With or without comments

with_comments: true emits <!-- … --> nodes in the canonical output. Default is without — comments don’t carry semantics and including them makes signatures sensitive to non-load-bearing edits (reformatting, license-header insertion). Use the with-comments form only when the protocol explicitly requires it.

let opts = CanonicalizeOptions {
mode: C14nMode::C14n10,
with_comments: true,
};

Subset canonicalization

For signing a portion of a document — the typical Enveloped Signature pattern in XML-DSig where the signature itself sits next to the signed subtree — use canonicalize_with and pass a visibility predicate that filters out the nodes you want excluded. The predicate sees one CanonicalizeVisitTarget per node and per attribute; returning false on an element skips its entire subtree, returning false on a non-element node or an attribute skips just that node / attribute.

use sup_xml::{canonicalize_with, CanonicalizeVisitTarget};
let mut buf = Vec::new();
canonicalize_with(&doc, &opts, &mut buf, |target| {
match target {
// Skip the <Signature> element and everything under it
CanonicalizeVisitTarget::Node(n) => n.name() != "Signature",
CanonicalizeVisitTarget::Attribute(_) => true,
}
})?;

For canonicalizing a single subtree rather than the whole document (no inherited ancestor namespaces), use canonicalize_node_to_bytes or canonicalize_node_with:

use sup_xml::canonicalize_node_to_bytes;
let target_node = /* … walk to the node you want */;
let c14n: Vec<u8> = canonicalize_node_to_bytes(&target_node, &opts);

Streaming canonicalization

For large documents where materialising the full canonical form in memory is expensive (hashing into a signature, streaming to a network socket), pass a Write sink directly:

use sup_xml::canonicalize_with;
use sha2::{Sha256, Digest};
let mut hasher = Sha256::new();
canonicalize_with(&doc, &opts, &mut hasher, |_| true)?;
let digest = hasher.finalize();

sha2::Sha256 implements Write (it consumes the bytes into the running hash without buffering), so the canonical form never lands in a Vec — useful when the document is hundreds of MB and you only need the digest.

From the shell

Terminal window
sup-xml c14n input.xml # Canonical XML 1.0, no comments
sup-xml c14n --exclusive input.xml # Exclusive C14N 1.0
sup-xml c14n --with-comments input.xml # any mode + comments

What it doesn’t do

  • Signing.
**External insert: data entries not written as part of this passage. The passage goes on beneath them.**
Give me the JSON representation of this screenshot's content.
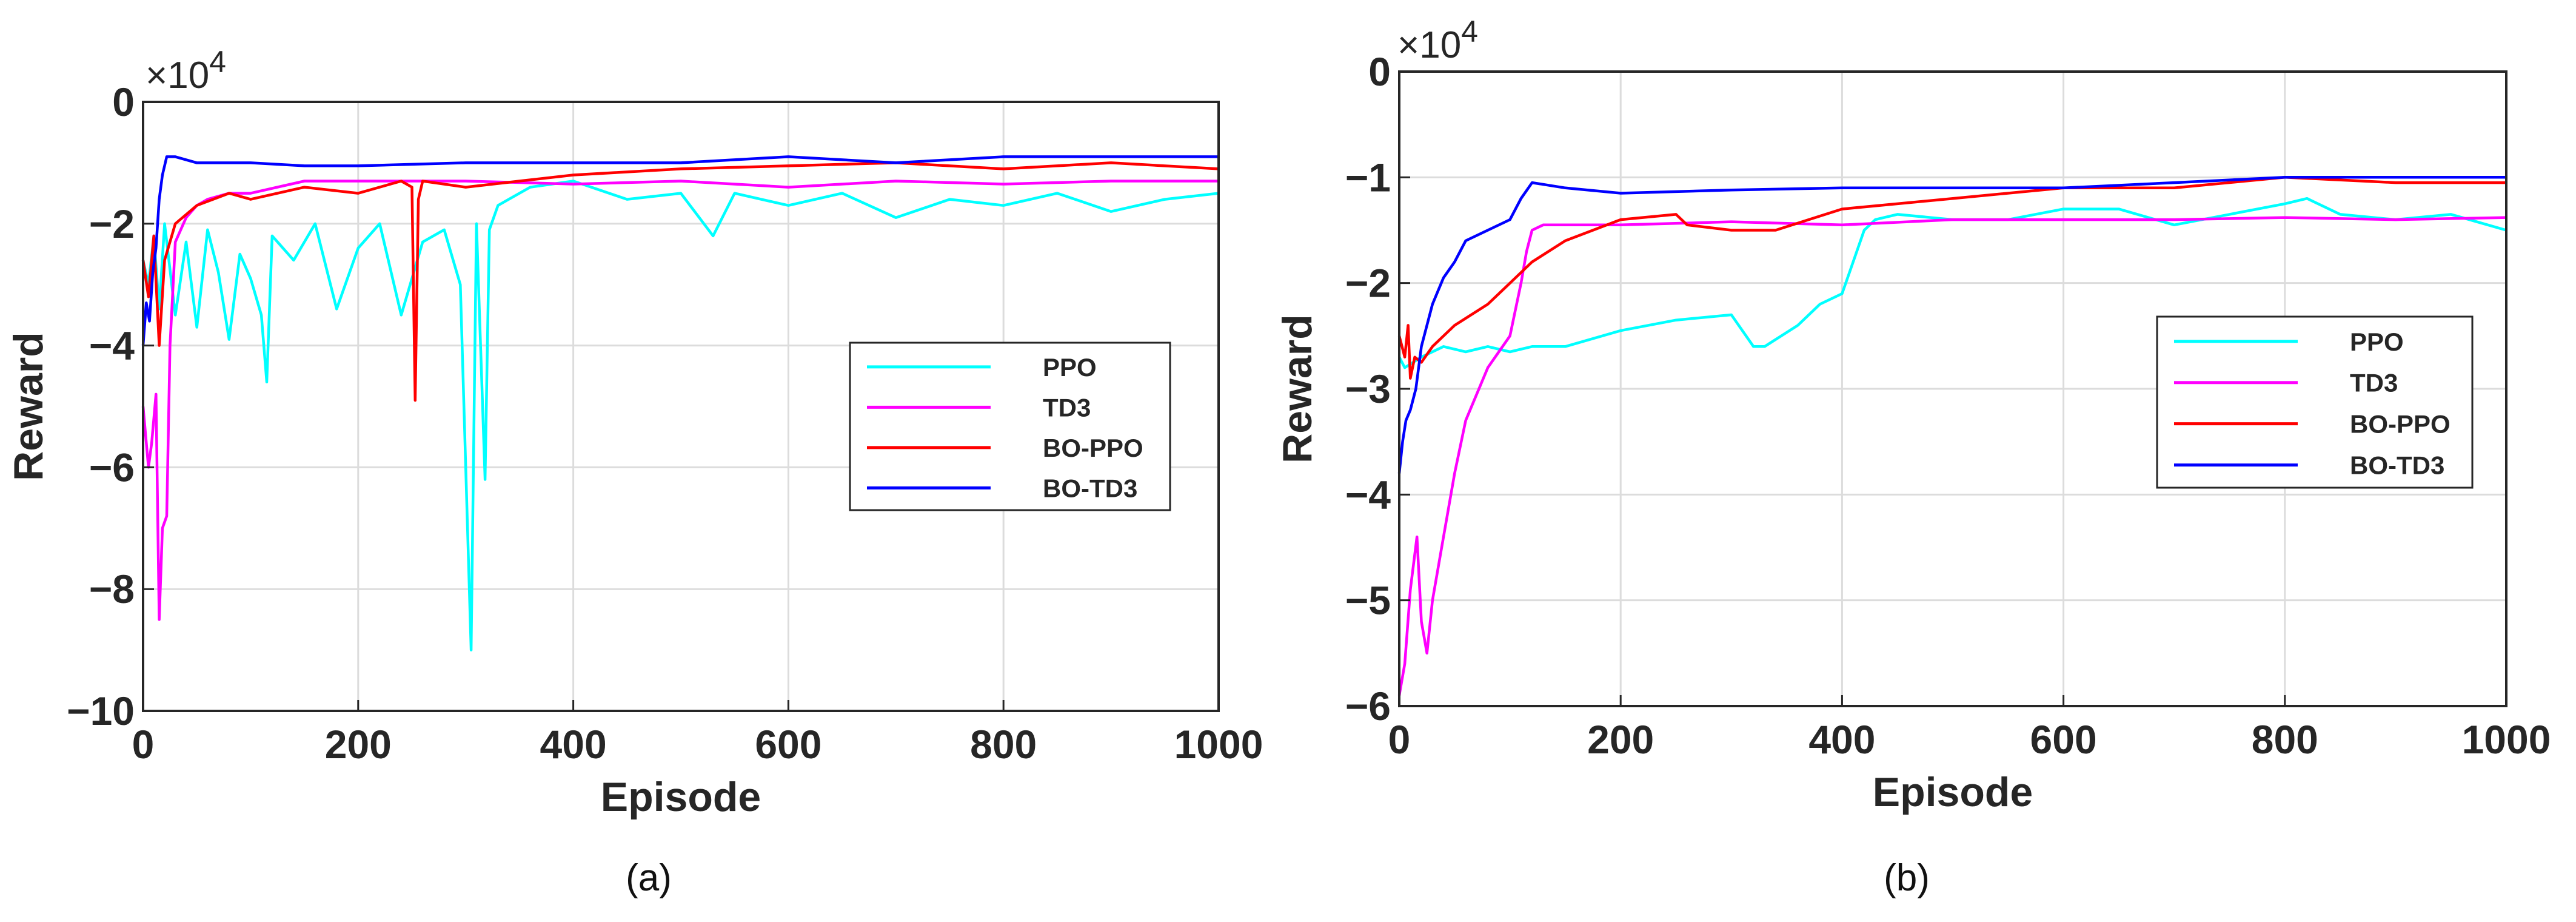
{
  "chart_data": [
    {
      "type": "line",
      "panel_label": "(a)",
      "title": "",
      "xlabel": "Episode",
      "ylabel": "Reward",
      "exponent_label": "×10",
      "exponent_power": "4",
      "xlim": [
        0,
        1000
      ],
      "ylim": [
        -10,
        0
      ],
      "xticks": [
        0,
        200,
        400,
        600,
        800,
        1000
      ],
      "xtick_labels": [
        "0",
        "200",
        "400",
        "600",
        "800",
        "1000"
      ],
      "yticks": [
        -10,
        -8,
        -6,
        -4,
        -2,
        0
      ],
      "ytick_labels": [
        "−10",
        "−8",
        "−6",
        "−4",
        "−2",
        "0"
      ],
      "grid": true,
      "legend_position": "center-right",
      "series": [
        {
          "name": "PPO",
          "color": "#00ffff",
          "x": [
            0,
            5,
            10,
            15,
            20,
            30,
            40,
            50,
            60,
            70,
            80,
            90,
            100,
            110,
            115,
            120,
            140,
            160,
            180,
            200,
            220,
            240,
            260,
            280,
            295,
            300,
            305,
            310,
            318,
            322,
            330,
            340,
            360,
            400,
            450,
            500,
            530,
            550,
            600,
            650,
            700,
            750,
            800,
            850,
            900,
            950,
            1000
          ],
          "y": [
            -2.6,
            -3.0,
            -2.2,
            -3.4,
            -2.0,
            -3.5,
            -2.3,
            -3.7,
            -2.1,
            -2.8,
            -3.9,
            -2.5,
            -2.9,
            -3.5,
            -4.6,
            -2.2,
            -2.6,
            -2.0,
            -3.4,
            -2.4,
            -2.0,
            -3.5,
            -2.3,
            -2.1,
            -3.0,
            -6.0,
            -9.0,
            -2.0,
            -6.2,
            -2.1,
            -1.7,
            -1.6,
            -1.4,
            -1.3,
            -1.6,
            -1.5,
            -2.2,
            -1.5,
            -1.7,
            -1.5,
            -1.9,
            -1.6,
            -1.7,
            -1.5,
            -1.8,
            -1.6,
            -1.5
          ]
        },
        {
          "name": "TD3",
          "color": "#ff00ff",
          "x": [
            0,
            5,
            8,
            12,
            15,
            18,
            22,
            25,
            30,
            40,
            50,
            60,
            80,
            100,
            150,
            200,
            250,
            300,
            400,
            500,
            600,
            700,
            800,
            900,
            1000
          ],
          "y": [
            -5.0,
            -6.0,
            -5.6,
            -4.8,
            -8.5,
            -7.0,
            -6.8,
            -4.0,
            -2.3,
            -1.9,
            -1.7,
            -1.6,
            -1.5,
            -1.5,
            -1.3,
            -1.3,
            -1.3,
            -1.3,
            -1.35,
            -1.3,
            -1.4,
            -1.3,
            -1.35,
            -1.3,
            -1.3
          ]
        },
        {
          "name": "BO-PPO",
          "color": "#ff0000",
          "x": [
            0,
            5,
            10,
            15,
            20,
            30,
            50,
            80,
            100,
            150,
            200,
            240,
            250,
            253,
            256,
            260,
            300,
            350,
            400,
            500,
            600,
            700,
            800,
            900,
            1000
          ],
          "y": [
            -2.6,
            -3.2,
            -2.2,
            -4.0,
            -2.6,
            -2.0,
            -1.7,
            -1.5,
            -1.6,
            -1.4,
            -1.5,
            -1.3,
            -1.4,
            -4.9,
            -1.6,
            -1.3,
            -1.4,
            -1.3,
            -1.2,
            -1.1,
            -1.05,
            -1.0,
            -1.1,
            -1.0,
            -1.1
          ]
        },
        {
          "name": "BO-TD3",
          "color": "#0000ff",
          "x": [
            0,
            3,
            6,
            9,
            12,
            15,
            18,
            22,
            30,
            50,
            100,
            150,
            200,
            300,
            400,
            500,
            600,
            700,
            800,
            900,
            1000
          ],
          "y": [
            -4.0,
            -3.3,
            -3.6,
            -2.8,
            -2.4,
            -1.6,
            -1.2,
            -0.9,
            -0.9,
            -1.0,
            -1.0,
            -1.05,
            -1.05,
            -1.0,
            -1.0,
            -1.0,
            -0.9,
            -1.0,
            -0.9,
            -0.9,
            -0.9
          ]
        }
      ]
    },
    {
      "type": "line",
      "panel_label": "(b)",
      "title": "",
      "xlabel": "Episode",
      "ylabel": "Reward",
      "exponent_label": "×10",
      "exponent_power": "4",
      "xlim": [
        0,
        1000
      ],
      "ylim": [
        -6,
        0
      ],
      "xticks": [
        0,
        200,
        400,
        600,
        800,
        1000
      ],
      "xtick_labels": [
        "0",
        "200",
        "400",
        "600",
        "800",
        "1000"
      ],
      "yticks": [
        -6,
        -5,
        -4,
        -3,
        -2,
        -1,
        0
      ],
      "ytick_labels": [
        "−6",
        "−5",
        "−4",
        "−3",
        "−2",
        "−1",
        "0"
      ],
      "grid": true,
      "legend_position": "center-right",
      "series": [
        {
          "name": "PPO",
          "color": "#00ffff",
          "x": [
            0,
            5,
            20,
            40,
            60,
            80,
            100,
            120,
            150,
            200,
            250,
            300,
            320,
            330,
            360,
            380,
            400,
            410,
            420,
            430,
            450,
            500,
            550,
            600,
            650,
            700,
            750,
            800,
            820,
            850,
            900,
            950,
            1000
          ],
          "y": [
            -2.7,
            -2.8,
            -2.7,
            -2.6,
            -2.65,
            -2.6,
            -2.65,
            -2.6,
            -2.6,
            -2.45,
            -2.35,
            -2.3,
            -2.6,
            -2.6,
            -2.4,
            -2.2,
            -2.1,
            -1.8,
            -1.5,
            -1.4,
            -1.35,
            -1.4,
            -1.4,
            -1.3,
            -1.3,
            -1.45,
            -1.35,
            -1.25,
            -1.2,
            -1.35,
            -1.4,
            -1.35,
            -1.5
          ]
        },
        {
          "name": "TD3",
          "color": "#ff00ff",
          "x": [
            0,
            5,
            10,
            16,
            20,
            25,
            30,
            40,
            50,
            60,
            80,
            100,
            110,
            115,
            120,
            130,
            150,
            200,
            300,
            400,
            500,
            600,
            700,
            800,
            900,
            1000
          ],
          "y": [
            -5.9,
            -5.6,
            -4.9,
            -4.4,
            -5.2,
            -5.5,
            -5.0,
            -4.4,
            -3.8,
            -3.3,
            -2.8,
            -2.5,
            -2.0,
            -1.7,
            -1.5,
            -1.45,
            -1.45,
            -1.45,
            -1.42,
            -1.45,
            -1.4,
            -1.4,
            -1.4,
            -1.38,
            -1.4,
            -1.38
          ]
        },
        {
          "name": "BO-PPO",
          "color": "#ff0000",
          "x": [
            0,
            5,
            8,
            10,
            14,
            20,
            30,
            50,
            80,
            100,
            120,
            150,
            200,
            250,
            260,
            300,
            340,
            400,
            500,
            600,
            700,
            800,
            900,
            1000
          ],
          "y": [
            -2.5,
            -2.7,
            -2.4,
            -2.9,
            -2.7,
            -2.75,
            -2.6,
            -2.4,
            -2.2,
            -2.0,
            -1.8,
            -1.6,
            -1.4,
            -1.35,
            -1.45,
            -1.5,
            -1.5,
            -1.3,
            -1.2,
            -1.1,
            -1.1,
            -1.0,
            -1.05,
            -1.05
          ]
        },
        {
          "name": "BO-TD3",
          "color": "#0000ff",
          "x": [
            0,
            3,
            6,
            10,
            15,
            20,
            30,
            40,
            50,
            60,
            80,
            100,
            110,
            120,
            150,
            200,
            300,
            400,
            500,
            600,
            700,
            800,
            900,
            1000
          ],
          "y": [
            -3.8,
            -3.5,
            -3.3,
            -3.2,
            -3.0,
            -2.6,
            -2.2,
            -1.95,
            -1.8,
            -1.6,
            -1.5,
            -1.4,
            -1.2,
            -1.05,
            -1.1,
            -1.15,
            -1.12,
            -1.1,
            -1.1,
            -1.1,
            -1.05,
            -1.0,
            -1.0,
            -1.0
          ]
        }
      ]
    }
  ]
}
C14N is the primitive under signing — the byte stream you feed into HMAC / RSA-SHA256 / ECDSA. SupXML doesn’t ship the signing layer itself; pair it with the rsa / ed25519-dalek / ring crate of your choice.
  • Canonical XML 1.1. The 1.0 modes cover the overwhelming majority of XML-DSig and SAML deployments in the wild. 1.1’s xml:id / xml:base propagation refinements are tracked for a future release; if you need them today, file an issue.
  • Signature verification across implementations. When a signature you produce verifies against libxml2’s xmlSecDSigCtxVerify but not the other way round (or vice versa), it’s almost always a C14N mode / namespace-inheritance disagreement — both ends must agree on Exclusive vs Inclusive, comments on/off, and any inclusive_prefixes set.